Two species that have a similar morphology: Galba neotropica and Galba schirazensis. Although several phenotypic characteristics may a priori be helpful for a preliminary specimen classification, a definitive classification of a specimen can only be obtained by the sequencing of at least one of the molecular markers used: ITS-2, ITS-1, 16S and cox1. Moreover, mixed populations of Galba truncatula and Galba schirazensis have already been described in the field.

== Ecology ==

3D volume rendering of microCT scan of Galba truncatula shell.

=== Habitat ===
Galba truncatula can occupy both temporary and permanent freshwater ecosystems. The species occurs commonly in shallow well aerated water, in marshes, ponds, lakes, streams, rivers, water ditches. In France, the populations of Galba truncatula are declining because its habitat is threatened by modern agricultural practices. In case of larger water bodies, the snail occurs mostly on the edge between water and land, sometimes outside water layer on mud.

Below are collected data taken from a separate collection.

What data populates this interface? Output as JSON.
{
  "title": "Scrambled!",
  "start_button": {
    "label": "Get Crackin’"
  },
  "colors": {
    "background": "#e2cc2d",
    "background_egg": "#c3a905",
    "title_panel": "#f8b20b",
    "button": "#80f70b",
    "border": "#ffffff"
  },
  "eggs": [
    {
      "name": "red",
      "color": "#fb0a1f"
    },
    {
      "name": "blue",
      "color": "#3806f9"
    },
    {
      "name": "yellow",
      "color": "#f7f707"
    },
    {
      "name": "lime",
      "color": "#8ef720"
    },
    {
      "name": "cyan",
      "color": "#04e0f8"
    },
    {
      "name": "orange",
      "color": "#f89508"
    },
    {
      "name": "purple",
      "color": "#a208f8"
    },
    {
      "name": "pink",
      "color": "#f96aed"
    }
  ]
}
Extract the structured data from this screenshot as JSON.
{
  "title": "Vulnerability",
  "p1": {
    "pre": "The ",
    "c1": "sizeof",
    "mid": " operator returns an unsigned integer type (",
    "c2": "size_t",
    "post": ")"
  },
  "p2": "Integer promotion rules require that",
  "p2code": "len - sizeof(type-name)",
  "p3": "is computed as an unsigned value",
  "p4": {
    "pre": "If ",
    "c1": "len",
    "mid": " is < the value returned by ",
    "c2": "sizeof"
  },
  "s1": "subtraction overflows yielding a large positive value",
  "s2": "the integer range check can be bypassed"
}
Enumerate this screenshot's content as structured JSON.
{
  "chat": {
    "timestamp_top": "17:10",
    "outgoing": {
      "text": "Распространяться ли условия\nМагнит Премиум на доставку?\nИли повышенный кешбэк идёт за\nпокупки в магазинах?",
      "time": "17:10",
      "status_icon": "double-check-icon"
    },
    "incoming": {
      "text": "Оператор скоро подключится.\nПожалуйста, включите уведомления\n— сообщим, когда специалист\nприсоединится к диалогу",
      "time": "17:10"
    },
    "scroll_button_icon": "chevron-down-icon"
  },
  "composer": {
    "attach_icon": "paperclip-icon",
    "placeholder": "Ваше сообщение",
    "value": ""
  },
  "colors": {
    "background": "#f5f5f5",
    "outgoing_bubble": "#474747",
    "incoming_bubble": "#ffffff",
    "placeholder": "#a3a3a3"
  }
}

Galba truncatula can be very abundant, with high population densities and it has an evident anthropophily including usual presence in human neighbourhood.

Galba truncatula is amphibious organism and can survive long dry periods. This is caused by its high ability to aestivate during drought conditions. It is known that Galba truncatula can survive 6 weeks to 4.5 months of dry periods in aestivated stage in mud. In the laboratory cultures, Kendall (1949) observed survival over 1 year in Petri dishes without water.

The species requires alkaline pH (pH range 7.0 up to 9.6) and calcium content over 0.3 mekv/L.

Galba truncatula can live at a very high altitude such as in the Northern Bolivian Altiplano (an area located between 3800 and 4100 m high altitude).

=== Feeding habits ===
Galba truncatula feed on algae and fresh or decomposed parts of plants.

===Life cycle ===
In Europe, it has usually 2 generations per year and snails can live up to 2 years. During very wet years, the species can produce occasionally 3 generations per year.

They are hatching from eggs. The shape of egg cluster is rounded to oval shape even when containing more eggs. There are usually 2–15 eggs in cluster.

=== Parasites ===
Galba truncatula is an intermediate host for these known trematodes and nematodes:
- Fasciola hepatica
- Fasciola gigantica
- Fascioloides magna
- Haplometra cylindracea
- Plagiorchis spp.
- Opisthioglyphe spp.
- Calicophoron daubneyi
- Muellerius capillaris

Transmission capacity of fascioliasis to humans and to animals is high.